Cell Biology Program, Sloan Kettering Institute for Cancer Research, New York, NY 10065, USA.
Cell Biology Program, Sloan Kettering Institute for Cancer Research, New York, NY 10065, USA; Louis V. Gerstner, Jr. Graduate School of Biomedical Sciences, Memorial Sloan Kettering Cancer Center, New York, NY 10065, USA.
Cell Rep. 2019 Mar 19;26(12):3212-3220.e4. doi: 10.1016/j.celrep.2019.02.073.
Metazoan cell death mechanisms are diverse and include numerous non-apoptotic programs. One program called entosis involves the invasion of live cells into their neighbors and is known to occur in cancers. Here, we identify a developmental function for entosis: to clear the male-specific linker cell in C. elegans. The linker cell leads migration to shape the gonad and is removed to facilitate fusion of the gonad to the cloaca. We find that the linker cell is cleared in a manner involving cell-cell adhesions and cell-autonomous control of uptake through linker cell actin.
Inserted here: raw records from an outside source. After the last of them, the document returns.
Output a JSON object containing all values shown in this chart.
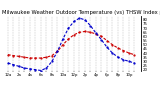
{
  "title": "Milwaukee Weather Outdoor Temperature (vs) THSW Index per Hour (Last 24 Hours)",
  "bg_color": "#ffffff",
  "grid_color": "#999999",
  "hours": [
    0,
    1,
    2,
    3,
    4,
    5,
    6,
    7,
    8,
    9,
    10,
    11,
    12,
    13,
    14,
    15,
    16,
    17,
    18,
    19,
    20,
    21,
    22,
    23
  ],
  "temp_values": [
    38,
    37,
    36,
    35,
    34,
    34,
    34,
    35,
    37,
    42,
    50,
    57,
    62,
    65,
    66,
    65,
    63,
    60,
    55,
    50,
    46,
    43,
    40,
    38
  ],
  "thsw_values": [
    28,
    26,
    24,
    22,
    21,
    20,
    19,
    22,
    30,
    42,
    57,
    70,
    78,
    82,
    80,
    73,
    64,
    56,
    47,
    40,
    35,
    32,
    30,
    28
  ],
  "temp_color": "#cc0000",
  "thsw_color": "#0000cc",
  "ylim": [
    18,
    85
  ],
  "yticks": [
    20,
    25,
    30,
    35,
    40,
    45,
    50,
    55,
    60,
    65,
    70,
    75,
    80
  ],
  "ytick_labels": [
    "20",
    "25",
    "30",
    "35",
    "40",
    "45",
    "50",
    "55",
    "60",
    "65",
    "70",
    "75",
    "80"
  ],
  "title_fontsize": 3.8,
  "tick_fontsize": 2.8,
  "line_width": 0.8
}
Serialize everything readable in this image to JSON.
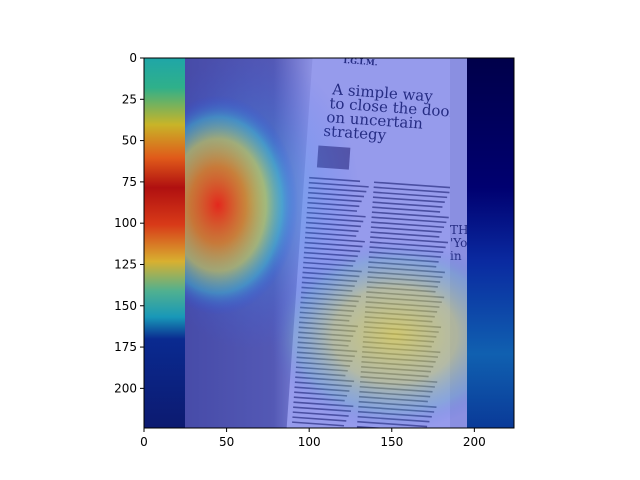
{
  "chart_data": {
    "type": "heatmap",
    "title": "",
    "xlabel": "",
    "ylabel": "",
    "x_range": [
      0,
      224
    ],
    "y_range": [
      224,
      0
    ],
    "x_ticks": [
      0,
      50,
      100,
      150,
      200
    ],
    "y_ticks": [
      0,
      25,
      50,
      75,
      100,
      125,
      150,
      175,
      200
    ],
    "colormap": "jet",
    "grid": false,
    "legend": "none",
    "background_image": "newspaper-photo",
    "newspaper_text": {
      "masthead": "T.G.I.M.",
      "headline": [
        "A simple way",
        "to close the door",
        "on uncertain",
        "strategy"
      ],
      "side_fragments": [
        "TH",
        "'Yo",
        "in"
      ]
    },
    "activation_hotspots": [
      {
        "x": 12,
        "y": 80,
        "intensity": 1.0
      },
      {
        "x": 48,
        "y": 88,
        "intensity": 0.95
      },
      {
        "x": 135,
        "y": 170,
        "intensity": 0.55
      },
      {
        "x": 160,
        "y": 180,
        "intensity": 0.5
      }
    ],
    "colors": {
      "deep_blue": "#000080",
      "blue": "#0000ff",
      "cyan": "#00ffff",
      "yellow": "#ffff00",
      "red": "#ff0000",
      "dark_red": "#800000"
    }
  }
}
Linker cell entosis generates a lobe structure that is deposited at the site of gonad-to-cloaca fusion and is removed during mating. Inhibition of lobe scission inhibits linker cell death, demonstrating that the linker cell invades its host while alive. Our findings demonstrate a developmental function for entosis: to eliminate a migrating cell and facilitate gonad-to-cloaca fusion, which is required for fertility.
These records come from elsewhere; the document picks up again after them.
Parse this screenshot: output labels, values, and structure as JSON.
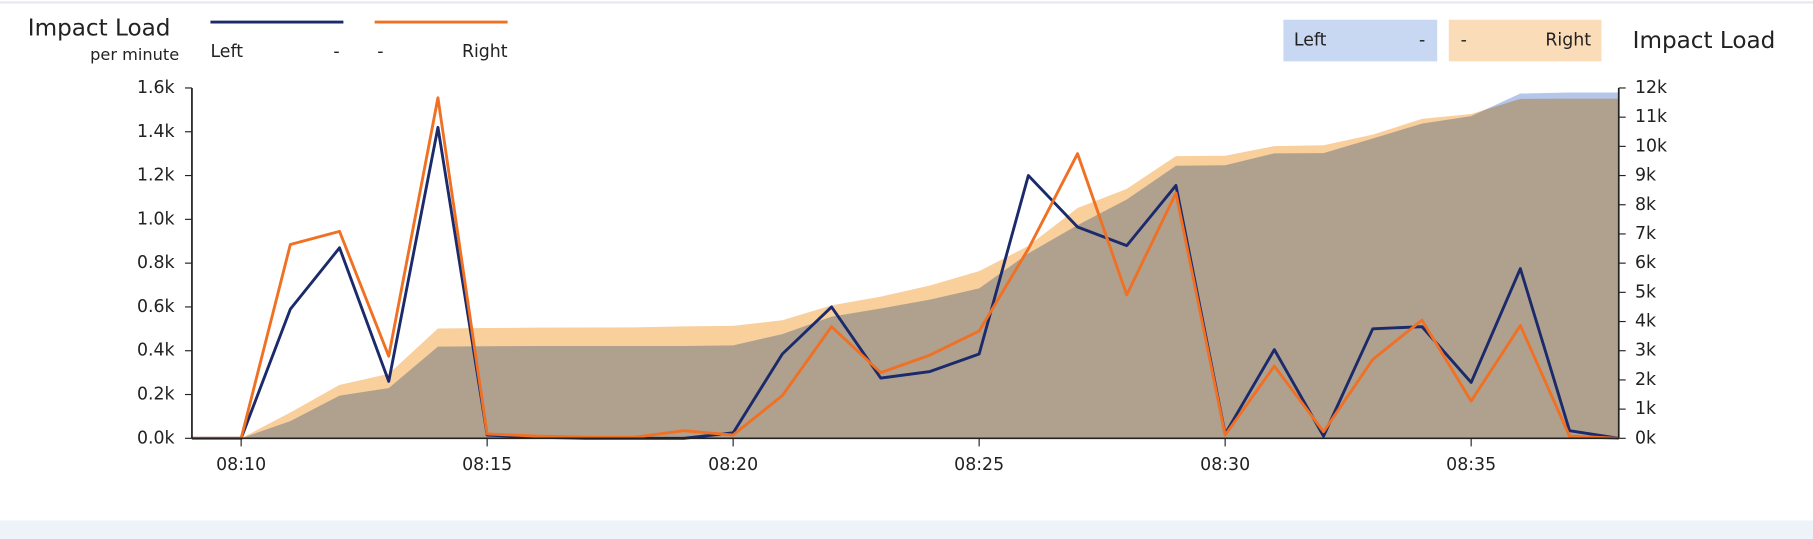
{
  "chart_data": {
    "type": "line",
    "title": "Impact Load",
    "subtitle": "per minute",
    "y2label": "Impact Load",
    "legend_dashes": [
      "-",
      "-",
      "-",
      "-"
    ],
    "x": [
      "08:09",
      "08:10",
      "08:11",
      "08:12",
      "08:13",
      "08:14",
      "08:15",
      "08:16",
      "08:17",
      "08:18",
      "08:19",
      "08:20",
      "08:21",
      "08:22",
      "08:23",
      "08:24",
      "08:25",
      "08:26",
      "08:27",
      "08:28",
      "08:29",
      "08:30",
      "08:31",
      "08:32",
      "08:33",
      "08:34",
      "08:35",
      "08:36",
      "08:37",
      "08:38"
    ],
    "xticks": [
      "08:10",
      "08:15",
      "08:20",
      "08:25",
      "08:30",
      "08:35"
    ],
    "ylim": [
      0,
      1600
    ],
    "yticks": [
      {
        "value": 0,
        "label": "0.0k"
      },
      {
        "value": 200,
        "label": "0.2k"
      },
      {
        "value": 400,
        "label": "0.4k"
      },
      {
        "value": 600,
        "label": "0.6k"
      },
      {
        "value": 800,
        "label": "0.8k"
      },
      {
        "value": 1000,
        "label": "1.0k"
      },
      {
        "value": 1200,
        "label": "1.2k"
      },
      {
        "value": 1400,
        "label": "1.4k"
      },
      {
        "value": 1600,
        "label": "1.6k"
      }
    ],
    "y2lim": [
      0,
      12000
    ],
    "y2ticks": [
      {
        "value": 0,
        "label": "0k"
      },
      {
        "value": 1000,
        "label": "1k"
      },
      {
        "value": 2000,
        "label": "2k"
      },
      {
        "value": 3000,
        "label": "3k"
      },
      {
        "value": 4000,
        "label": "4k"
      },
      {
        "value": 5000,
        "label": "5k"
      },
      {
        "value": 6000,
        "label": "6k"
      },
      {
        "value": 7000,
        "label": "7k"
      },
      {
        "value": 8000,
        "label": "8k"
      },
      {
        "value": 9000,
        "label": "9k"
      },
      {
        "value": 10000,
        "label": "10k"
      },
      {
        "value": 11000,
        "label": "11k"
      },
      {
        "value": 12000,
        "label": "12k"
      }
    ],
    "series": [
      {
        "name": "Left",
        "color": "#1b2a6b",
        "values": [
          0,
          0,
          590,
          870,
          260,
          1420,
          15,
          5,
          0,
          0,
          0,
          25,
          385,
          600,
          275,
          305,
          385,
          1200,
          965,
          880,
          1155,
          20,
          405,
          10,
          500,
          510,
          255,
          775,
          35,
          0
        ]
      },
      {
        "name": "Right",
        "color": "#f07024",
        "values": [
          0,
          0,
          885,
          945,
          375,
          1555,
          20,
          10,
          5,
          5,
          35,
          15,
          195,
          510,
          300,
          380,
          490,
          865,
          1300,
          655,
          1120,
          15,
          330,
          30,
          360,
          540,
          170,
          515,
          10,
          0
        ]
      },
      {
        "name": "Left",
        "color": "#b4c6ea",
        "axis": "y2",
        "values": [
          0,
          0,
          590,
          1460,
          1720,
          3140,
          3155,
          3160,
          3160,
          3160,
          3160,
          3185,
          3570,
          4170,
          4445,
          4750,
          5135,
          6335,
          7300,
          8180,
          9335,
          9355,
          9760,
          9770,
          10270,
          10780,
          11035,
          11810,
          11845,
          11845
        ]
      },
      {
        "name": "Right",
        "color": "#f9cf9c",
        "axis": "y2",
        "values": [
          0,
          0,
          885,
          1830,
          2205,
          3760,
          3780,
          3790,
          3795,
          3800,
          3835,
          3850,
          4045,
          4555,
          4855,
          5235,
          5725,
          6590,
          7890,
          8545,
          9665,
          9680,
          10010,
          10040,
          10400,
          10940,
          11110,
          11625,
          11635,
          11635
        ]
      }
    ]
  }
}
后生动物细胞死亡的机制多种多样,包括许多非细胞凋亡程序。一种被称为“胞吞”的程序涉及活细胞侵入其邻近细胞,这种现象在癌症中很常见。在这里,我们发现了胞吞的一个发育功能:清除秀丽隐杆线虫中的雄性特异性连接细胞。连接细胞引导迁移以塑造生殖腺,并在生殖腺与直肠融合时被清除。我们发现,连接细胞的清除涉及细胞-细胞黏附和细胞自主控制摄取,通过连接细胞肌动蛋白进行。连接细胞的胞吞作用会产生一个叶状结构,该结构沉积在生殖腺与直肠融合的部位,并在交配过程中被清除。叶状结构分裂的抑制会抑制连接细胞的死亡,这表明连接细胞在其宿主还活着的时候就侵入了宿主。我们的研究结果证明了胞吞的一个发育功能:清除一个迁移的细胞,促进生殖腺与直肠的融合,这是生育所必需的。